Sony yesterday announced larger-than-expected job cuts of 20,000 as part of a long-awaited restructuring plan aimed at putting it firmly back on the offensive in the emerging world of networked consumer electronics.
The three-year plan increases optimism that Sony is finally taking the necessary steps to get its core consumer electronics business back on an expansionary track.
Some 7,000 of the job losses will be in Japan.
The group's lacklustre performance in its key sector had resulted in a sharp drop in operating profit margins to about 2.5 per cent. Concerns about Sony's growth prospects had led to a slump in its share price.
The programme includes measures designed to reduce costs and boost profitability, and those aimed at future growth.
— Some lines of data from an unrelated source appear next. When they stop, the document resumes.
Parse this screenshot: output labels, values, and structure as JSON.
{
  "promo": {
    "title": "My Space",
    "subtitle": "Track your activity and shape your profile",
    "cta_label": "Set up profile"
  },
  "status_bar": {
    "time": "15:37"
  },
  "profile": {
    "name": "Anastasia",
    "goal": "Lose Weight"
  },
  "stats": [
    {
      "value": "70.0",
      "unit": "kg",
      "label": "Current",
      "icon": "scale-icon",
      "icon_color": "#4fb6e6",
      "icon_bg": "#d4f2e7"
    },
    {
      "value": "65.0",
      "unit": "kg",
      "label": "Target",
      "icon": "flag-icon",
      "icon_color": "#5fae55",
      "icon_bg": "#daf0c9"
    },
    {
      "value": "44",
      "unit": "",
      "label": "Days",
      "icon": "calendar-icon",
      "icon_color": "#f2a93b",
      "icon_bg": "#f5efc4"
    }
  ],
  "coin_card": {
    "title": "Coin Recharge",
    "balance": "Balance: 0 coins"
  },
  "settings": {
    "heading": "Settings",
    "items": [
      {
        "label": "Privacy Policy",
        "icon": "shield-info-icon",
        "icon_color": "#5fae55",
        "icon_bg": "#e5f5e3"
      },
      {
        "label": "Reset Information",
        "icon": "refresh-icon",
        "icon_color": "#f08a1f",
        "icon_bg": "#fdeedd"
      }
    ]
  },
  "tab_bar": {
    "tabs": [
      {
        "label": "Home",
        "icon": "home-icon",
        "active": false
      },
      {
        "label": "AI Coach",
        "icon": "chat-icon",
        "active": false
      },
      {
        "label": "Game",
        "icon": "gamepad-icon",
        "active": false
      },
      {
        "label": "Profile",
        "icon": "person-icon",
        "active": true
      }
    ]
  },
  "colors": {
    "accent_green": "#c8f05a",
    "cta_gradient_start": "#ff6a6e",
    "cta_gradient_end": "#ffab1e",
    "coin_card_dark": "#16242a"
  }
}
The initiative will reduce fixed costs by 330 billion yen over three years.
This measure will allow the electronics and entertainment group to achieve its pledge to generate 10 per cent operating margins by March 2006.
This will stand even if sales in its electronics division remain flat, according to chief executive Mr Nobuyuki Idei.
The cuts include a 13 per cent reduction of its global workforce.
This amounts to 20,000 out of 154,500 (excluding financial services).
Previously, the company had been expected to cut up to 10 per cent of staff.
Sony will outsource more manufacturing of mature products.
It will consolidate its global sites to achieve a 30 per cent reduction in the number of production, distribution and service points.
The manufacturing of cathode-ray tube TVs - the Trinitron TVs which made Sony a pre-eminent consumer brand - will be reduced.
The number of registered parts Sony uses will be reduced to 100,000 from 840,000.
Supplier numbers will be reduced to 1,000 from 4,700.
Measures to support its future growth strategy include a greater focus on "growth products" - including flat panel TVs and DVD recorders.
There will also be greater integration of Sony's diverse electronics businesses.
The result will be more products that integrate consumer electronics and games technologies.